- Directed by: Laurence Madrigal
- Story by: Laurence Madrigal, Ryan McDowell, Jason O’Mahony
- Produced by: Jason O’Mahony
- Starring: Mistah FAB, Kamaiyah, Keak da Sneak, P-Lo, Rafael Casal
- Narrated by: Benjamin Earl Turner
- Edited by: Laurence Madrigal
- Production company: Castle G Productions
- Release date: April 1, 2022;
- Running time: 85 minutes
- Country: United States
- Language: English

= We Were Hyphy =

2022 music documentary film

We Were Hyphy is a 2022 documentary film about Hyphy, a sub-genre of hip-hop.

The term hyphy (/ˈhaɪfiː/ HY-fee) is Oakland slang meaning "hyperactive". More specifically, it is an adjective describing hip hop and the culture associated with the area. The term was coined by Oakland rapper Keak da Sneak.

==Synopsis==
This music documentary traces Hyphy's genesis on Bay Area streets and examines its influence with interviews from well-known Hyphy figures including Keak da Sneak and Mistah FAB to modern-day artists such as Kamaiyah, Rafael Casal, P-Lo, and G-Eazy who grew up during the Hyphy movement and were deeply influenced by it.

The film takes viewers on a journey through Hyphy culture and sound, "showcasing a movement that uniquely captured a special time and place in modern history."

Through interviews with Bay Area artists including G-Eazy and Kamaiyah, journalists, and industry professionals, We Were Hyphy provides an intimate glimpse into Hyphy culture from two perspectives – through the eyes of the artists who created the iconic sound, and through Bay Area residents who grew up under the influence of hyphy's "uniquely charismatic spell".

The documentary opens on scenes of West Oakland, and shows a mural of Mac Dre and slow motion footage of a black muscle car doing a doughnut (driving). "‘Hyphy is a lot of different things. But at its core, it’s music,’ the film's narrator Benjamin Earl Turner explains."

The regional subgenre, which the film succinctly describes as a sped-up and more eccentric version of Mobb Music, itself an earlier, grittier genre of Bay Area hip-hop, culminated in a number of high-profile releases: Super Sic Wit It by Mistah FAB, Super Hyphy by Keak Da Sneak, Feelin’ Myself by Mac Dre and, of course, Tell Me When To Go, by E-40.

The film also tells the darker side of the hyphy movement's history, namely the impact that the untimely death of Mac Dre in 2004 had on the movement.
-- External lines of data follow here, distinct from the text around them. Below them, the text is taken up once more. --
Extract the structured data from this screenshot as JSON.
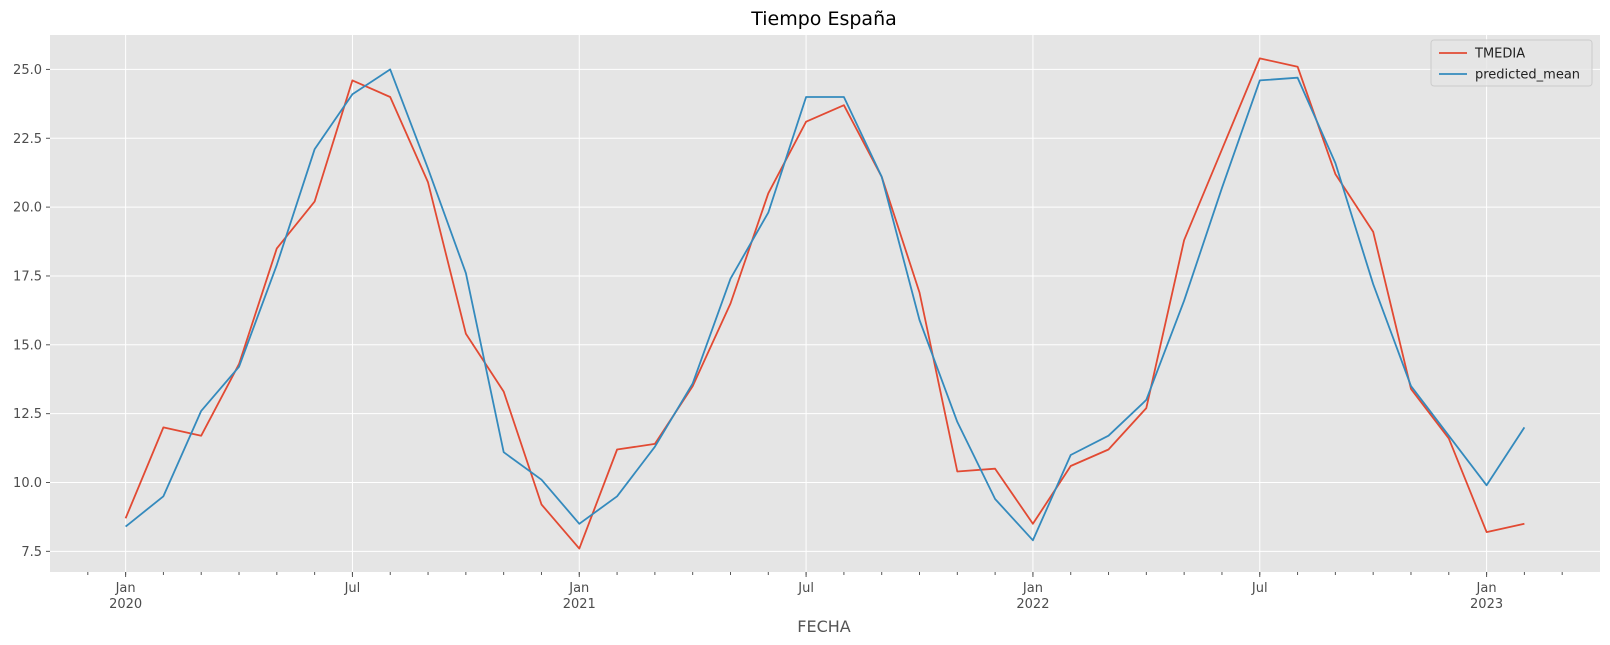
{
  "chart_data": {
    "type": "line",
    "title": "Tiempo España",
    "xlabel": "FECHA",
    "ylabel": "",
    "ylim": [
      6.75,
      26.25
    ],
    "yticks": [
      "7.5",
      "10.0",
      "12.5",
      "15.0",
      "17.5",
      "20.0",
      "22.5",
      "25.0"
    ],
    "xticks": [
      {
        "date": "2020-01",
        "label": "Jan",
        "sublabel": "2020"
      },
      {
        "date": "2020-07",
        "label": "Jul",
        "sublabel": ""
      },
      {
        "date": "2021-01",
        "label": "Jan",
        "sublabel": "2021"
      },
      {
        "date": "2021-07",
        "label": "Jul",
        "sublabel": ""
      },
      {
        "date": "2022-01",
        "label": "Jan",
        "sublabel": "2022"
      },
      {
        "date": "2022-07",
        "label": "Jul",
        "sublabel": ""
      },
      {
        "date": "2023-01",
        "label": "Jan",
        "sublabel": "2023"
      }
    ],
    "xlim": [
      "2019-11",
      "2023-04"
    ],
    "x": [
      "2020-01",
      "2020-02",
      "2020-03",
      "2020-04",
      "2020-05",
      "2020-06",
      "2020-07",
      "2020-08",
      "2020-09",
      "2020-10",
      "2020-11",
      "2020-12",
      "2021-01",
      "2021-02",
      "2021-03",
      "2021-04",
      "2021-05",
      "2021-06",
      "2021-07",
      "2021-08",
      "2021-09",
      "2021-10",
      "2021-11",
      "2021-12",
      "2022-01",
      "2022-02",
      "2022-03",
      "2022-04",
      "2022-05",
      "2022-06",
      "2022-07",
      "2022-08",
      "2022-09",
      "2022-10",
      "2022-11",
      "2022-12",
      "2023-01",
      "2023-02"
    ],
    "grid": true,
    "legend_position": "top-right",
    "series": [
      {
        "name": "TMEDIA",
        "color": "#E24A33",
        "values": [
          8.7,
          12.0,
          11.7,
          14.3,
          18.5,
          20.2,
          24.6,
          24.0,
          20.9,
          15.4,
          13.3,
          9.2,
          7.6,
          11.2,
          11.4,
          13.5,
          16.5,
          20.5,
          23.1,
          23.7,
          21.1,
          16.9,
          10.4,
          10.5,
          8.5,
          10.6,
          11.2,
          12.7,
          18.8,
          22.1,
          25.4,
          25.1,
          21.2,
          19.1,
          13.4,
          11.6,
          8.2,
          8.5
        ]
      },
      {
        "name": "predicted_mean",
        "color": "#348ABD",
        "values": [
          8.4,
          9.5,
          12.6,
          14.2,
          17.9,
          22.1,
          24.1,
          25.0,
          21.4,
          17.6,
          11.1,
          10.1,
          8.5,
          9.5,
          11.3,
          13.6,
          17.4,
          19.8,
          24.0,
          24.0,
          21.1,
          15.9,
          12.2,
          9.4,
          7.9,
          11.0,
          11.7,
          13.0,
          16.6,
          20.7,
          24.6,
          24.7,
          21.6,
          17.2,
          13.5,
          11.7,
          9.9,
          12.0
        ]
      }
    ]
  }
}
The documentary reflects how hyphy is "an energy, a feeling" and something "that you feel inside," sampling from some of the genre's top hits and using archived footage to create a vivid experience that transports viewers to a different time and place.

==Cast==
The film features a number of the original Hyphy artists and additionally speaks to newer artists who were inspired by the Hyphy music of their youth. Featured Hyphy artists include Keak da Sneak, and Mistah FAB. Contemporary (as of 2022) artists include Kamaiyah, Rafael Casal, P-Lo, and G-Eazy.

==Reception==
The movie was well received, in general, with Zoe Zorka, in The Source saying it "takes viewers on a journey through the unique Hyphy culture and sound, showcasing a movement that uniquely captured a special time and place in modern history."

Bryson "Boom" Paul, also in The Source noted that the film is a "beautifully shot, heartbreakingly sweet story" that it is "a love song to all those who were brought together by the sounds of the Hyphy era.

However, Nastia Voynovskaya in KQED noted the limitations of the documentary to fully explore the complexity of Hyphy saying, "We Were Hyphy is just one hyphy history, not the hyphy history. Could a completely thorough, definitive documentary about such an explosive, chaotic movement even exist? We Were Hyphy is a good starting point of a conversation on screen."